Карл фон Дейним поцеловал ей руку.

– Благодарю вас, – сказал он. – Вы сказали очень добрые и правильные слова. Я буду крепиться духом.

«О господи, – думала Таппенс, спускаясь к дороге в город, – надо же было случиться, чтобы человек, который здесь симпатичнее всех, оказался немцем! От этого все идет наперекосяк!»

III

Таппенс все делала основательно. Хотя ей не хотелось ехать в Лондон, она решила, что надо сделать именно то, о чем она всем сообщила. Если она просто поедет на какую-нибудь экскурсию, то ее могут увидеть, и по «Сан-Суси» пойдут слухи.

Нет, раз миссис Бленкенсоп сказала, что едет в Лондон, значит, она поедет в Лондон.

Она купила билет в третий класс туда-обратно и, выходя из кассы, вдруг столкнулась с Шейлой Перенья.

– Привет, – сказала Шейла. – Вы куда-то едете? Я зашла проверить бандероль, которая, похоже, потерялась.

Таппенс рассказала о своих планах.

– А, да, – беззаботно ответила Шейла. – Припоминаю, что вы что-то такое говорили, но я не думала, что вы поедете прямо сегодня. Я провожу вас до поезда.

Шейла была возбуждена больше обычного и мило болтала о мелочах рутинной жизни в «Сан-Суси». Она разговаривала с Таппенс, пока поезд не отошел.

Помахав в окно и глядя, как уменьшается женская фигурка на перроне, Таппенс села в купе у окна и серьезно задумалась.

Случайно ли оказалась Шейла на станции как раз в это время? Или это свидетельство осторожности врага? Может, миссис Перенья пожелала убедиться, что эта болтливая миссис Бленкенсоп действительно уехала в Лондон?

Было очень на то похоже.

IV

Только на другой день Таппенс удалось поговорить с Томми. Они условились никогда не беседовать под крышей «Сан-Суси».

Миссис Бленкенсоп встретилась с мистером Медоузом, когда его сенная лихорадка немного унялась и он вышел прогуляться по берегу. Они уселись на одной из скамеечек на эспланаде.

– Ну? – сказала Таппенс.

Томми медленно кивнул. Вид у него был несчастный.

– Да, – сказал он. – Кое-что нашел. Но, Господи, денек был тот еще… Постоянно торчал у двери, глядя в щелку. Шея затекла.

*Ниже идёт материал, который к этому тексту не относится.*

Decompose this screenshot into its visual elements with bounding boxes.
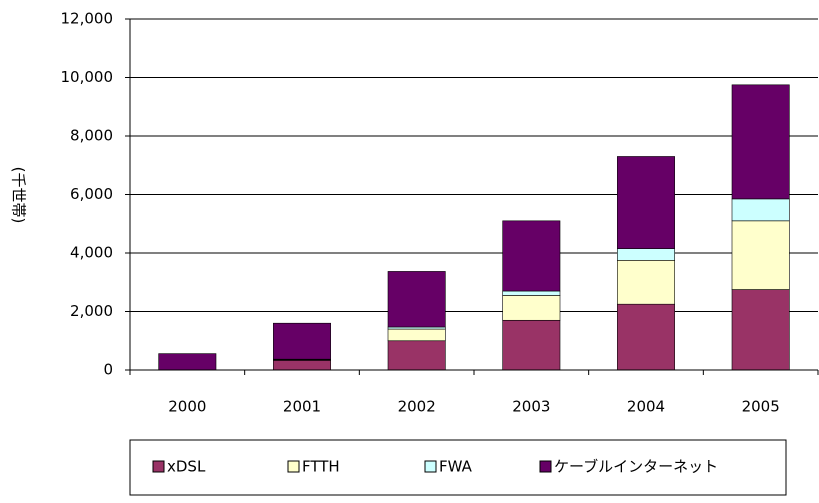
bar-segment [617,260,675,305]
y-tick-label: 4,000 [70,244,113,262]
bar-segment [502,290,561,296]
bar-segment [502,319,561,371]
x-tick-label: 2005 [742,398,780,416]
y-tick-label: 12,000 [61,10,114,28]
x-tick-label: 2003 [512,398,550,416]
bar-segment [273,322,331,360]
x-tick-label: 2004 [627,398,665,416]
legend-swatch [287,460,300,473]
legend-swatch [539,460,552,473]
legend-box [129,439,787,496]
bar-segment [387,271,446,328]
bar-segment [502,220,561,292]
y-tick-label: 0 [103,361,113,379]
bar-segment [731,84,790,200]
y-tick-label: 8,000 [70,127,113,145]
y-tick-label: 10,000 [61,68,114,86]
bar-segment [158,353,217,371]
bar-segment [617,248,675,261]
legend-swatch [424,460,437,473]
bar-segment [387,326,446,330]
legend-label: FWA [439,458,473,476]
legend-label: ケーブルインターネット [554,458,718,476]
legend-label: FTTH [302,458,340,476]
x-tick-label: 2001 [283,398,321,416]
legend-swatch [152,460,165,473]
x-tick-label: 2002 [398,398,436,416]
bar-segment [617,303,675,371]
bar-segment [731,220,790,290]
bar-segment [387,328,446,342]
x-tick-label: 2000 [168,398,206,416]
y-tick-label: 6,000 [70,185,113,203]
y-axis-label: (千世帯) [10,167,28,224]
bar-segment [387,340,446,371]
bar-segment [731,289,790,371]
legend-label: xDSL [167,458,206,476]
bar-segment [273,360,331,371]
bar-segment [617,156,675,249]
y-tick-label: 2,000 [70,302,113,320]
bar-segment [731,198,790,222]
bar-segment [502,295,561,321]
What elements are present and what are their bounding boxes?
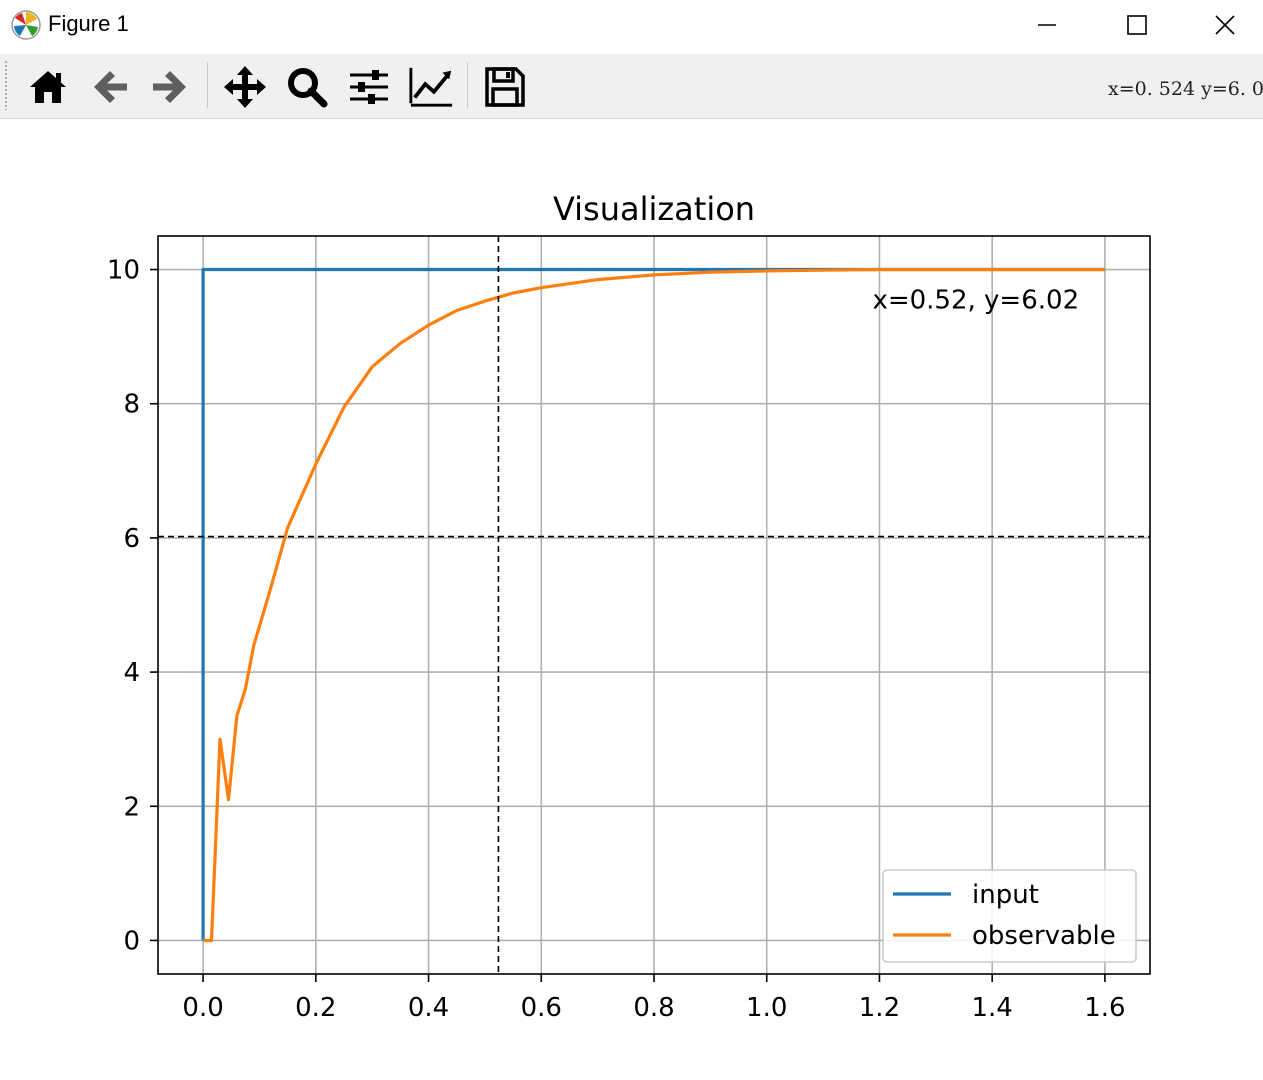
crosshair-annotation: x=0.52, y=6.02	[872, 286, 1079, 316]
title-bar: Figure 1	[0, 0, 1263, 50]
x-tick-label-8: 1.6	[1084, 993, 1125, 1023]
close-button[interactable]	[1186, 0, 1263, 50]
save-button[interactable]	[482, 64, 528, 110]
maximize-button[interactable]	[1092, 0, 1182, 50]
home-button[interactable]	[25, 64, 71, 110]
x-tick-label-2: 0.4	[408, 993, 449, 1023]
minimize-button[interactable]	[1002, 0, 1092, 50]
back-icon	[94, 71, 127, 103]
customize-button[interactable]	[408, 64, 454, 110]
y-tick-label-2: 4	[123, 658, 140, 688]
x-tick-label-5: 1.0	[746, 993, 787, 1023]
crosshair	[158, 236, 1150, 974]
save-icon	[485, 67, 525, 107]
x-tick-label-6: 1.2	[859, 993, 900, 1023]
matplotlib-logo-icon	[11, 10, 41, 40]
legend: input observable	[882, 869, 1137, 963]
figure-canvas[interactable]: 0.0 0.2 0.4 0.6 0.8 1.0 1.2 1.4 1.6 0 2 4 6 8 10 Visua…	[0, 120, 1263, 1080]
back-button[interactable]	[87, 64, 133, 110]
x-tick-label-0: 0.0	[182, 993, 223, 1023]
y-tick-label-1: 2	[123, 792, 140, 822]
x-tick-label-1: 0.2	[295, 993, 336, 1023]
minimize-icon	[1038, 24, 1056, 26]
window-title: Figure 1	[48, 11, 129, 36]
y-tick-label-4: 8	[123, 390, 140, 420]
series-line-observable	[203, 267, 1105, 943]
x-tick-label-4: 0.8	[633, 993, 674, 1023]
navigation-toolbar: x=0. 524 y=6. 0	[0, 54, 1263, 119]
forward-icon	[153, 71, 186, 103]
zoom-button[interactable]	[284, 64, 330, 110]
y-tick-label-5: 10	[107, 256, 140, 286]
pan-button[interactable]	[222, 64, 268, 110]
toolbar-grip[interactable]	[4, 60, 8, 110]
chart-title: Visualization	[553, 190, 755, 228]
forward-button[interactable]	[147, 64, 193, 110]
zoom-icon	[288, 68, 328, 108]
axis-ticks: 0.0 0.2 0.4 0.6 0.8 1.0 1.2 1.4 1.6 0 2 4 6 8 10	[107, 256, 1126, 1023]
y-tick-label-0: 0	[123, 926, 140, 956]
legend-label-observable: observable	[972, 921, 1116, 951]
home-icon	[30, 71, 66, 103]
customize-icon	[409, 67, 453, 107]
y-tick-label-3: 6	[123, 524, 140, 554]
plot-lines	[201, 267, 1105, 943]
x-tick-label-3: 0.6	[521, 993, 562, 1023]
legend-label-input: input	[972, 880, 1039, 910]
x-tick-label-7: 1.4	[972, 993, 1013, 1023]
pan-icon	[224, 66, 266, 108]
subplots-icon	[350, 70, 388, 104]
maximize-icon	[1127, 15, 1147, 35]
toolbar-separator	[467, 62, 468, 108]
toolbar-separator	[207, 62, 208, 108]
subplots-button[interactable]	[346, 64, 392, 110]
close-icon	[1214, 15, 1235, 35]
cursor-coordinates: x=0. 524 y=6. 0	[1108, 78, 1263, 100]
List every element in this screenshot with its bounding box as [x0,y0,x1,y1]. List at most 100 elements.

– К чертям твою шею, – бесчувственно ответила Таппенс. – Рассказывай.

– Естественно, горничные заходили прибираться и заправлять постель. Заходила миссис Перенья – но в тот момент, когда в комнате были горничные, она сделала им выволочку за какой-то промах. Один раз забегала Бетти и вышла с игрушечной собачкой.

– Да-да. Еще кто-нибудь?

– Только один человек, – медленно проговорил Томми.

– Кто?

– Карл фон Дейним.

– О! – Таппенс ощутила болезненный укол. Значит, в конце концов… – Когда? – спросила она.